C’è un equivoco che l’Italia farebbe bene a dissipare: l’ascesa geopolitica di Recep Tayyip Erdoğan non è un fenomeno “lontano”, confinato al Levante o alle sabbie della Siria. È una dinamica che tocca direttamente il Mediterraneo centrale, le rotte energetiche, i flussi migratori, gli equilibri di sicurezza che da Tripoli arrivano fino a Lampedusa.

Quando Erdoğan si presenta come l’artefice di una nuova centralità turca in Medio Oriente, non sta parlando solo ai suoi elettori. Sta parlando anche a Roma, ad Atene, a Nicosia, alle capitali europee che sul Mediterraneo hanno interessi vitali ma spesso una visione corta. La Turchia non cerca semplicemente influenza: cerca struttura, cerca di proporsi come perno ordinatore di un’area che va dal Caucaso alla Libia, passando per Siria, Iraq e Mar Rosso. Una Pax Turkica che, se mai vedesse la luce, ridisegnerebbe gli spazi in cui l’Italia storicamente ha esercitato un ruolo.

Dal punto di vista italiano, il punto non è se Erdoğan stia vincendo o perdendo la sua scommessa imperiale. Il punto è che la Turchia è ormai un attore sistemico, mentre l’Italia rischia di restare un attore reattivo. Ankara ha basi, accordi militari, leve energetiche, un’industria della difesa aggressiva e una diplomazia che non si vergogna di essere muscolare. Roma, invece, oscilla tra prudenza, moralismo intermittente e l’illusione che la stabilità possa essere delegata ad altri.

Il dossier libico è emblematico. La presenza turca a Tripoli non è un incidente, ma una scelta strategica di lungo periodo: sicurezza in cambio di influenza, accordi marittimi in cambio di protezione. Per l’Italia, che in Libia ha interessi energetici, migratori e di sicurezza diretta, il protagonismo turco è insieme un rischio e un dato di fatto con cui fare i conti. Ignorarlo significa accettare una marginalizzazione silenziosa.

Lo stesso vale per la Siria. Una Siria post-Assad sotto forte tutela turca cambierebbe gli equilibri del Levante e rafforzerebbe Ankara come interlocutore obbligato su dossier che toccano anche l’Europa: rifugiati, jihadismo residuale, corridoi energetici. Per l’Italia, che ha sempre sostenuto la necessità di una stabilizzazione inclusiva e multilaterale, il rischio è che la partita venga giocata altrove, con Washington, Ankara e Tel Aviv come veri tavoli decisionali.

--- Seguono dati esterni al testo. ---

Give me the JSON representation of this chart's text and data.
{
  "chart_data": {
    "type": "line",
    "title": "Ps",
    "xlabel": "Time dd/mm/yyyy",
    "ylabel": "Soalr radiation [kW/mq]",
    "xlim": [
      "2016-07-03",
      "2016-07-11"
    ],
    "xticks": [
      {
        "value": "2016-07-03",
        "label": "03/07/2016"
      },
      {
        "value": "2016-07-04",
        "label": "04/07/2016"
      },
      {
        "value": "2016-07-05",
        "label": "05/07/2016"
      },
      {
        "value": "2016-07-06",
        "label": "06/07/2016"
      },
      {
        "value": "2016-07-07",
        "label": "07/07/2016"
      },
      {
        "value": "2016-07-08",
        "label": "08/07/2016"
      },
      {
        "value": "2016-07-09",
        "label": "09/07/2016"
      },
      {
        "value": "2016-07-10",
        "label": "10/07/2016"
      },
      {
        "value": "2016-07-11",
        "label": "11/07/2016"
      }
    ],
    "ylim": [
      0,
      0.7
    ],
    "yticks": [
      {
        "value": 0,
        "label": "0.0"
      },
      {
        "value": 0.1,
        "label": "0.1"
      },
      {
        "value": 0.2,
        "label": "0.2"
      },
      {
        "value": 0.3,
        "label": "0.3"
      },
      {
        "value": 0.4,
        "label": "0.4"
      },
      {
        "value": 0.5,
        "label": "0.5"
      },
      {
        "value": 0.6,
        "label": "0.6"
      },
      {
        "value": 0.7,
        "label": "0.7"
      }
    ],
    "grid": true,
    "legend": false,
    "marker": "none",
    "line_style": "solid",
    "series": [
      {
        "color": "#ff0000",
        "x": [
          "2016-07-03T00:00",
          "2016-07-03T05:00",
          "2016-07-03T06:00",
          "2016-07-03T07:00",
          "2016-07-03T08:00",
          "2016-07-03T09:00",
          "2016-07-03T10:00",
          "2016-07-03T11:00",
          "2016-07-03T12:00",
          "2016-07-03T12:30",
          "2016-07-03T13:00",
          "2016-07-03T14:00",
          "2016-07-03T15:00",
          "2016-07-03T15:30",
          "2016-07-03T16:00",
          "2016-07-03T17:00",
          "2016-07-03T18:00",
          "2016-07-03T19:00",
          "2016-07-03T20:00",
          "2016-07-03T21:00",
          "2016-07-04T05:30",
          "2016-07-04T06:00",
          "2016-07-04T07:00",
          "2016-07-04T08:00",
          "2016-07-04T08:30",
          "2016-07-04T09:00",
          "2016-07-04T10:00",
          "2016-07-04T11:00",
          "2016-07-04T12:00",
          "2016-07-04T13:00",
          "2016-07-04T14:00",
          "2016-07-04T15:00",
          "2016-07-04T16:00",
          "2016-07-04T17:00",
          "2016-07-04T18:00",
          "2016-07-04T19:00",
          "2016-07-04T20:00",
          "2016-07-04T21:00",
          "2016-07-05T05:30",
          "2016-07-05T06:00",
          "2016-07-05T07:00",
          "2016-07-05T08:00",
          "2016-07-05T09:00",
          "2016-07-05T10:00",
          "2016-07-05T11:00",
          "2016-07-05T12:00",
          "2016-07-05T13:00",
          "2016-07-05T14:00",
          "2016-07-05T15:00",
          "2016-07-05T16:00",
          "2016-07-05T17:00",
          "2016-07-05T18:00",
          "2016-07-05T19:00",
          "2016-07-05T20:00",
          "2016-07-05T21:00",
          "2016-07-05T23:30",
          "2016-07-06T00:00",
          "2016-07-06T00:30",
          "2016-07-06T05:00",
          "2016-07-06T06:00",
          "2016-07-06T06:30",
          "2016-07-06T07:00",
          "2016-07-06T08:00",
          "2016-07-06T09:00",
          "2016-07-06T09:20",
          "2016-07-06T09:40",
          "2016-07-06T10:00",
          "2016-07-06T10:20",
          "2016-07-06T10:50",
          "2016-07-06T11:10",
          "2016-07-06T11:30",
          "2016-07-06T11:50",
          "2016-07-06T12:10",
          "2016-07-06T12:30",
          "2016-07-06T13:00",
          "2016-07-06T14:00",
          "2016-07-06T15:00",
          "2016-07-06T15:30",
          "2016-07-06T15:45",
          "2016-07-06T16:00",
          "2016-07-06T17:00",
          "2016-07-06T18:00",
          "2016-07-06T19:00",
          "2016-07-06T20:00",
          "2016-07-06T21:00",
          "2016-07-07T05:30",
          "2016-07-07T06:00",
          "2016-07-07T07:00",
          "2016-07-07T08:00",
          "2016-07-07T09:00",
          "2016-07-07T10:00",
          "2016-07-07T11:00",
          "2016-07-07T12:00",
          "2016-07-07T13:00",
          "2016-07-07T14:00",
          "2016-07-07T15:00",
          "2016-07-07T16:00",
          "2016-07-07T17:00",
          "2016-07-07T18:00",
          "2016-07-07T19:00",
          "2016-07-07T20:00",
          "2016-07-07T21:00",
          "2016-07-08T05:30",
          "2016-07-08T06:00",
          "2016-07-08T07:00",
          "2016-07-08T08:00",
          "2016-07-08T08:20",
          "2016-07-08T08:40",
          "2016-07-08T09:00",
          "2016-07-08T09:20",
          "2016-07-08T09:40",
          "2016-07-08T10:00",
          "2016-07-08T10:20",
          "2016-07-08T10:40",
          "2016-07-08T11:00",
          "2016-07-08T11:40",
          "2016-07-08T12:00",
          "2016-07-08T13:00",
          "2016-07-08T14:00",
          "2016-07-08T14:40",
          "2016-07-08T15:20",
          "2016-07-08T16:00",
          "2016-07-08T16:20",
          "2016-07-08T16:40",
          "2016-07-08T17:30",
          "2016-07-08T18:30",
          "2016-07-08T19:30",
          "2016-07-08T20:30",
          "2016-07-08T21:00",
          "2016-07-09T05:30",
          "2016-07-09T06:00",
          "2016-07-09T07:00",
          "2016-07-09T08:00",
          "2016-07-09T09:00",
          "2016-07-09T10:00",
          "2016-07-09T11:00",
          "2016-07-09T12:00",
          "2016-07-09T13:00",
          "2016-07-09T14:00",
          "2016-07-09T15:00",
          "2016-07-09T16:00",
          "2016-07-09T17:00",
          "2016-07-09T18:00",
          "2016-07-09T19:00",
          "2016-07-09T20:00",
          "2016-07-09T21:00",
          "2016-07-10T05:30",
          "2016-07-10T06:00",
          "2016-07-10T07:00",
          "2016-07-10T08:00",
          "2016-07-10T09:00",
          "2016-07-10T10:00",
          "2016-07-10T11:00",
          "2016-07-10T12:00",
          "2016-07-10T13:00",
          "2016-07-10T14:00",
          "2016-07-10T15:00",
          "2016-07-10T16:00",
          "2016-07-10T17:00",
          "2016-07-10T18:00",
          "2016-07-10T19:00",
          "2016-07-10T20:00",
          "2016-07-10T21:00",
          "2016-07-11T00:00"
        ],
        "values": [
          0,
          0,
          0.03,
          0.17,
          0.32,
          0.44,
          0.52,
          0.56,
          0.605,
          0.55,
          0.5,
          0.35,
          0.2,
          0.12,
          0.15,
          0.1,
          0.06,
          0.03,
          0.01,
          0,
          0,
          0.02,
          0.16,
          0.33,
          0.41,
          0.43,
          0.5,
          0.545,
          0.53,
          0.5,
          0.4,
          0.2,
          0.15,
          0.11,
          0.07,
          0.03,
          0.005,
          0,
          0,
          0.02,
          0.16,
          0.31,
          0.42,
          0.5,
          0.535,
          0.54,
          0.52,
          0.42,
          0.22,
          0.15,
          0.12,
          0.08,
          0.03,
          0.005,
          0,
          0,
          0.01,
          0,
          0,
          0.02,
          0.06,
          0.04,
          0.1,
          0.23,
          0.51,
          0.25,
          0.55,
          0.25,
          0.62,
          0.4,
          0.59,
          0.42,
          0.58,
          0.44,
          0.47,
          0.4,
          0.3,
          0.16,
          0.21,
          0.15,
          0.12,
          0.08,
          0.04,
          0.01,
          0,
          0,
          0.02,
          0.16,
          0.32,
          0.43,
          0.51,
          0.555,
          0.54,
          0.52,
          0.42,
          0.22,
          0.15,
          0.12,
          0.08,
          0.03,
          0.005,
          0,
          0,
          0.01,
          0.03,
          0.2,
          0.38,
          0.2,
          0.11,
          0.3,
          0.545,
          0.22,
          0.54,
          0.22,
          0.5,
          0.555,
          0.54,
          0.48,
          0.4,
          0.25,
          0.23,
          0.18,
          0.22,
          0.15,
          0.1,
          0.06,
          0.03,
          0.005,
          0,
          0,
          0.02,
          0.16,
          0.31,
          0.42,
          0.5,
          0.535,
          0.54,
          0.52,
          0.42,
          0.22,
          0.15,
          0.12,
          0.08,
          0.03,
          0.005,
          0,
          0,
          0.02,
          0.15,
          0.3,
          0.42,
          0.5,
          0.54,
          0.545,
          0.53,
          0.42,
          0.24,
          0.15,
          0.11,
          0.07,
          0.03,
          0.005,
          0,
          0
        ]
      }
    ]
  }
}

C’è poi il nodo israelo-turco. La crescente rivalità tra Ankara e Tel Aviv introduce un fattore di instabilità che per l’Italia è tutt’altro che astratto. L’Italia ha rapporti solidi con Israele, relazioni economiche con la Turchia e una vocazione mediterranea che la espone agli effetti collaterali di ogni escalation. In questo scenario, limitarsi a “schierarsi” è miope: ciò che serve è capacità di mediazione credibile, fondata su una presenza reale e non solo dichiarata.

Infine, il dato strutturale: la Turchia di Erdoğan è forte militarmente ma fragile economicamente; ambiziosa strategicamente ma vulnerabile internamente. È proprio questa combinazione a renderla imprevedibile. Per l’Italia, questo significa una cosa sola: non si può costruire una politica mediterranea basata sull’attesa o sulla simpatia personale tra leader. Servono visione, continuità istituzionale, investimenti diplomatici e una chiara definizione dell’interesse nazionale.

Erdoğan sogna un ritorno dell’ordine ottomano. L’Italia non deve sognare il passato, ma ricordarsi di avere un futuro nel Mediterraneo. Se rinuncia a pensarsi come potenza regionale, qualcun altro riempirà lo spazio. E la Turchia, con o senza Erdoğan, ha già dimostrato di saperlo fare.